La angustia ya es cotidiana en la casa de Manuel Rodríguez Cruzado, de 74 años de edad.  El padre del exalcalde de la provincia de Julcán, Jhon Rodríguez Espejo, lleva casi tres meses secuestrado y hasta ahora no hay señales de él.

La mañana del 24 de junio, dos delincuentes, haciéndose pasar como policías, llegaron hasta su negocio, una lavandería de carros ubicado en la manzana 3, lote 30 de la urbanización Los Portales, y se lo llevaron. Hicieron esto bajo el argumento de que tenía una denuncia pendiente en una comisaría. Así lo convencieron y lo invitaron a subir a una camioneta color rojo doble cabina. Desde ese día no se sabe nada del anciano, cuyo secuestro se le atribuye a una de las facciones de la organización criminal ‘Los pulpos’, la cual es liderada por Jhonsson Smith Cruz Torres (a) ‘Jhonsson Pulpo’, contra quien existe una recompensa de 75 mil soles por su captura.

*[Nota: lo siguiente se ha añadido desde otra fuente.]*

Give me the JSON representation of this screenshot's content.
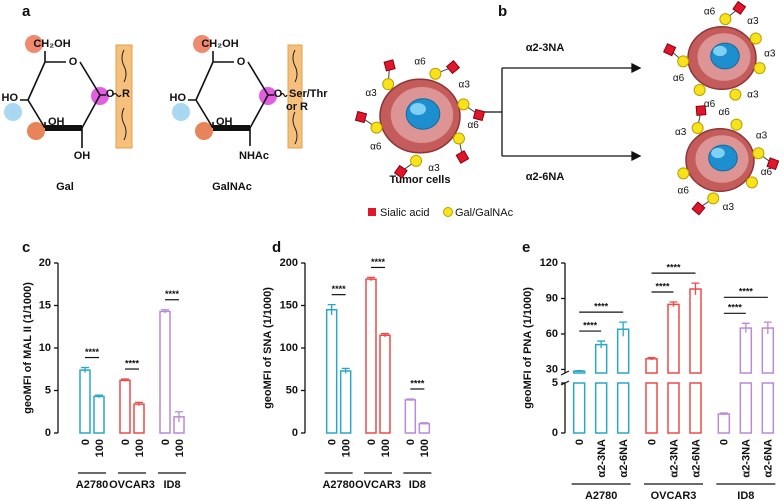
{
  "diagram": {
    "panel_a": "a",
    "panel_b": "b",
    "gal": {
      "ch2oh": "CH₂OH",
      "ho": "HO",
      "oh_upper": "OH",
      "oh_lower": "OH",
      "linker_o": "O",
      "aglycone": "R",
      "name": "Gal"
    },
    "galnac": {
      "ch2oh": "CH₂OH",
      "ho": "HO",
      "oh_upper": "OH",
      "nhac": "NHAc",
      "linker_o": "O",
      "aglycone": "Ser/Thr",
      "aglycone_alt": "or R",
      "name": "GalNAc"
    },
    "cells": {
      "main": {
        "label": "Tumor cells",
        "linkages": [
          "α3",
          "α6",
          "α3",
          "α6",
          "α6",
          "α3"
        ]
      },
      "after_23": {
        "linkages": [
          "α6",
          "α3",
          "α3",
          "α6",
          "α6",
          "α3"
        ]
      },
      "after_26": {
        "linkages": [
          "α3",
          "α6",
          "α3",
          "α6",
          "α6",
          "α3"
        ]
      }
    },
    "treatments": [
      "α2-3NA",
      "α2-6NA"
    ],
    "legend": [
      "Sialic acid",
      "Gal/GalNAc"
    ]
  },
  "chart_data": [
    {
      "type": "bar",
      "panel": "c",
      "ylabel": "geoMFI of MAL II (1/1000)",
      "categories": [
        "0",
        "100"
      ],
      "series": [
        {
          "name": "A2780",
          "color": "#2aa7c6",
          "values": [
            7.4,
            4.3
          ],
          "errors": [
            0.3,
            0.15
          ]
        },
        {
          "name": "OVCAR3",
          "color": "#ee4a4a",
          "values": [
            6.2,
            3.4
          ],
          "errors": [
            0.15,
            0.2
          ]
        },
        {
          "name": "ID8",
          "color": "#b98ad8",
          "values": [
            14.3,
            1.9
          ],
          "errors": [
            0.2,
            0.6
          ]
        }
      ],
      "ylim": [
        0,
        20
      ],
      "yticks": [
        0,
        5,
        10,
        15,
        20
      ],
      "comparisons": [
        {
          "series": 0,
          "between": [
            0,
            1
          ],
          "label": "****"
        },
        {
          "series": 1,
          "between": [
            0,
            1
          ],
          "label": "****"
        },
        {
          "series": 2,
          "between": [
            0,
            1
          ],
          "label": "****"
        }
      ]
    },
    {
      "type": "bar",
      "panel": "d",
      "ylabel": "geoMFI of SNA (1/1000)",
      "categories": [
        "0",
        "100"
      ],
      "series": [
        {
          "name": "A2780",
          "color": "#2aa7c6",
          "values": [
            145,
            73
          ],
          "errors": [
            6,
            3
          ]
        },
        {
          "name": "OVCAR3",
          "color": "#ee4a4a",
          "values": [
            181,
            115
          ],
          "errors": [
            2,
            2
          ]
        },
        {
          "name": "ID8",
          "color": "#b98ad8",
          "values": [
            39,
            11
          ],
          "errors": [
            1,
            1
          ]
        }
      ],
      "ylim": [
        0,
        200
      ],
      "yticks": [
        0,
        50,
        100,
        150,
        200
      ],
      "comparisons": [
        {
          "series": 0,
          "between": [
            0,
            1
          ],
          "label": "****"
        },
        {
          "series": 1,
          "between": [
            0,
            1
          ],
          "label": "****"
        },
        {
          "series": 2,
          "between": [
            0,
            1
          ],
          "label": "****"
        }
      ]
    },
    {
      "type": "bar",
      "panel": "e",
      "ylabel": "geoMFI of PNA (1/1000)",
      "categories": [
        "0",
        "α2-3NA",
        "α2-6NA"
      ],
      "series": [
        {
          "name": "A2780",
          "color": "#2aa7c6",
          "values": [
            28.5,
            51,
            64
          ],
          "errors": [
            0.5,
            3,
            6
          ]
        },
        {
          "name": "OVCAR3",
          "color": "#ee4a4a",
          "values": [
            39,
            85,
            98
          ],
          "errors": [
            1,
            2,
            5
          ]
        },
        {
          "name": "ID8",
          "color": "#b98ad8",
          "values": [
            1.9,
            65,
            65
          ],
          "errors": [
            0.1,
            4,
            5
          ]
        }
      ],
      "ylim": [
        0,
        120
      ],
      "axis_break": [
        5,
        27
      ],
      "yticks": [
        0,
        5,
        30,
        60,
        90,
        120
      ],
      "comparisons": [
        {
          "series": 0,
          "between": [
            0,
            1
          ],
          "label": "****"
        },
        {
          "series": 0,
          "between": [
            0,
            2
          ],
          "label": "****"
        },
        {
          "series": 1,
          "between": [
            0,
            1
          ],
          "label": "****"
        },
        {
          "series": 1,
          "between": [
            0,
            2
          ],
          "label": "****"
        },
        {
          "series": 2,
          "between": [
            0,
            1
          ],
          "label": "****"
        },
        {
          "series": 2,
          "between": [
            0,
            2
          ],
          "label": "****"
        }
      ]
    }
  ]
}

Quince días después del plagio, los hampones se comunicaron con los familiares vía telefónica, a través del WhatsApp. Les exigieron un millón de soles a cambio de liberarlo sano y salvo. Desde ese día se han dado intensas negociaciones.  En un primer momento en el caso intervinieron agentes especializados en secuestros llegados desde Lima. No se llegó a ningún resultado, a tal punto que los efectivos terminaron retirándose de Trujillo.

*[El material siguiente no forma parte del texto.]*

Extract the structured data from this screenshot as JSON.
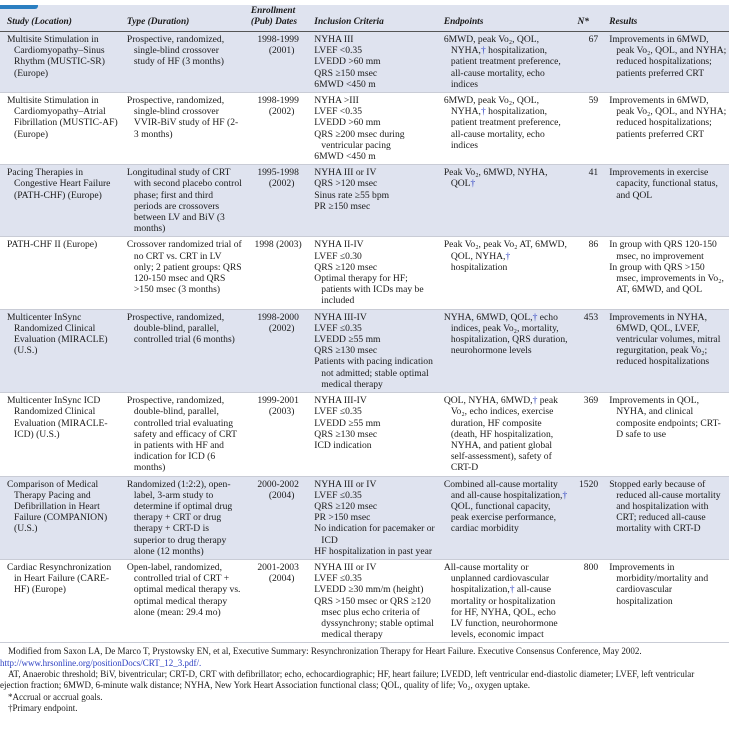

Sin embargo, hace dos semanas, se dio una luz al final del túnel. El abogado de la familia, cuyo nombre por ahora nos reservamos, les aseguró que tenía un intermediario a través del cual se podía lograr la liberación del padre de Jhon Rodríguez Espejo. Así, las tratativas empezaron y después de varias tiras y aflojes se llegó a un acuerdo.

Los secuestradores, durante esas negociaciones, acordaron rebajar de manera radical el monto de un millón de soles que exigían. Lo hicieron a 120 mil soles, siempre y cuando el pago se haga a través de la intermediación del abogado, según fuentes consultadas por Causa Justa.

Los familiares de la víctima aceptaron, pero pidieron una condición: una prueba de vida. El petitorio fue concedido. Uno de los familiares le solicitó al delincuente, siempre a través del abogado que hacía la negociación, que le preguntaran a la víctima qué le había regalado para su cumpleaños. La respuesta no se hizo esperar: una camisa y un vino.

Con esa respuesta, teniendo la plena confianza de que por fin lo iban a liberar, los familiares entregaron los 120 mil soles, según indicaron las fuentes. El dinero fue entregado al abogado, pero pasaron varios días y hasta ahora no liberan a la víctima. El abogado ahora está en serios problemas y, según se supo, tendrá que responder a la policía qué pasó y, sobre todo, a quién entregó el dinero.

En tanto, las investigaciones avanzan y se llegó a establecer que detrás del secuestro existirían móviles políticos. El objetivo es que con el plagio de su padre tener distraído y angustiado a Jhon Rodríguez Espejo, quien iba entrar de lleno a la campaña de Alianza para el Progreso (APP), partido del cual es militante, en el distrito de El Porvenir. Esa es solo una hipótesis.

Otro dato importante es que todas las llamadas que recibieron los familiares de la víctima arrojan que son hechas desde Chile. Al respecto, también hay dos hipótesis. La primera es que los autores intelectuales estén operando desde ese país. La otra es que, en realidad, se trate de una burda maniobra para confundir a los policías. Los secuestradores estarían usando un router modificado tecnológicamente para hacer creer que las llamadas salen desde el país vecino. Es decir, estamos frente a una organización criminal que se la sabe todas y que hasta ahora no es desbaratada. El peligro es que estén detrás de otra víctima.